No, we've been facing up to the indels and showing that this indel thing isn't unique to humans as you insinuate, in fact it happens all across the tree of life. The entire reason we didn't have a good rate for indels is because indels were difficult to study before this. But now we roughly know that indels happen roughly 1/10 as often as single-base substitutions and guess what, the indels we see in chimp-human divergence are right up this alley.


I was responding quite specifically to busterdog's question of why mere similarity was being emphasized, and also to your quotemines of Darwin, as well as the same oversimplifications that you've been pushing elsewhere. I have too much time on my hands, live with it.


Coding segments: 99.4% similarity. There's a statistic that hasn't changed throughout this hustle.

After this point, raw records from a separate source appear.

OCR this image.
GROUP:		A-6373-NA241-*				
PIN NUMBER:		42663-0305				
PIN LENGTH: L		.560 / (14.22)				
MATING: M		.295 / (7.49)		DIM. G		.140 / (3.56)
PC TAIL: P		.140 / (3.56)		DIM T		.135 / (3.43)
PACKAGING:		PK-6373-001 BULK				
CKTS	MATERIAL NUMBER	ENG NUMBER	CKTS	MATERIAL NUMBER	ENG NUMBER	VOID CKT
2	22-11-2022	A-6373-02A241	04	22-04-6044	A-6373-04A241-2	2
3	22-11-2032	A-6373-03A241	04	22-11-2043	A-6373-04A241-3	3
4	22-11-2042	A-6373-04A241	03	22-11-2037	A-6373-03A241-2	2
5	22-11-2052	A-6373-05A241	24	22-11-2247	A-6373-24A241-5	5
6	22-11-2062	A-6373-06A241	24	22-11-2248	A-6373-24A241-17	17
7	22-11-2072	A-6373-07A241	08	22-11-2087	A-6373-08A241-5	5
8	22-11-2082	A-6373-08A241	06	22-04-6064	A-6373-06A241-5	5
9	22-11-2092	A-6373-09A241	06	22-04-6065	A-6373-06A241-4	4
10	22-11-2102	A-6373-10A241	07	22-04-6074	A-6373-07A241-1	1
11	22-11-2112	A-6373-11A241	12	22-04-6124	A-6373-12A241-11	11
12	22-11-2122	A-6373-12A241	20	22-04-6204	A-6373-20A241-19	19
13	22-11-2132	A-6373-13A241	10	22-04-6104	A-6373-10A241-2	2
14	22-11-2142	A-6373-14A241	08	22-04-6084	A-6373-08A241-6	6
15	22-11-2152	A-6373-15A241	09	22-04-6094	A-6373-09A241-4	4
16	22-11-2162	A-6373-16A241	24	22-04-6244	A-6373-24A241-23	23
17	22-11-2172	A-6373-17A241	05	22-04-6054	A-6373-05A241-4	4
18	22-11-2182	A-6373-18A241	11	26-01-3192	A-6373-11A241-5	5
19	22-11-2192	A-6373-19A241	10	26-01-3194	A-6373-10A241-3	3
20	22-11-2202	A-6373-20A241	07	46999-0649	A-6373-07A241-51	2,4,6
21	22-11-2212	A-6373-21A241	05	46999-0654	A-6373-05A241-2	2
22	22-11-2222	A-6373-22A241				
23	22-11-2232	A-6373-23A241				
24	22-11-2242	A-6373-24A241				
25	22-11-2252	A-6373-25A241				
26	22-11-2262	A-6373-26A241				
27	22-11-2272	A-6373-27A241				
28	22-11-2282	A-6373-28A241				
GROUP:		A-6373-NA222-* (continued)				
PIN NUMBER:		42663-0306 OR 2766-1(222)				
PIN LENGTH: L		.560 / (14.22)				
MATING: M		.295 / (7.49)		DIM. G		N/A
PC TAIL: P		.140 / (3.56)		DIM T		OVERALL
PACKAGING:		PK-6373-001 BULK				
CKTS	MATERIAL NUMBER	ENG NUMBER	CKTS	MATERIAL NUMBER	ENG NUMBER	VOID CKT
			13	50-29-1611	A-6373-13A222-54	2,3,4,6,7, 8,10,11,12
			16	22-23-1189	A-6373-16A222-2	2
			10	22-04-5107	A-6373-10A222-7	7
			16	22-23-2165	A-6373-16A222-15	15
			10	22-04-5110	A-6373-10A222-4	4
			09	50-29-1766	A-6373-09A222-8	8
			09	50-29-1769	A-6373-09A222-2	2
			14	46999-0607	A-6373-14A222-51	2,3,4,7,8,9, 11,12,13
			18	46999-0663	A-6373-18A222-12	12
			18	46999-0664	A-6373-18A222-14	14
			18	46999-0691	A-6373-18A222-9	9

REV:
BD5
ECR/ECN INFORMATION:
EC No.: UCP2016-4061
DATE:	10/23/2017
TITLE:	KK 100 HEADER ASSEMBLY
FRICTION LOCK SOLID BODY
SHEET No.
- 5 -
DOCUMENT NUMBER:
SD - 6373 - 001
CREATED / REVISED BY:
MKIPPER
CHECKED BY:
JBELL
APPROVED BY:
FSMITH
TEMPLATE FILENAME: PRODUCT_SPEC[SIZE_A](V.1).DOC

As for GULOP, not only do all the copies of the genes harbor the exact same deletion at the exact same site, but all-but-two of the single-base substitutions also follow phylogeny (whatever phylogeny you can construct from a single gene fragment over merely four species). The discussion is here: http://www.christianforums.com/t4109582&page=2


Please cite for "currently estimated to be close to the point mutation rate" - as far as the sources we've seen go, it's more like one-tenth the point mutation rate.


Mere semantics. If indels are a major source of gene defects, that does not preclude indels also being a major source of adaptive changes in genes as well. It's a little like saying the Middle East is a major source of terrorism - that doesn't disprove that the Middle East is also a major source of oil.


I simply don't get how you read "natural selection was not much of an explanation for the neural system" out of this. He clearly stated how natural selection could act to form the eye and exactly what we would expect to see in living organisms today as a result. That's miles away from what you're trying to make him say.


Not argument from credulity, argument from evidence.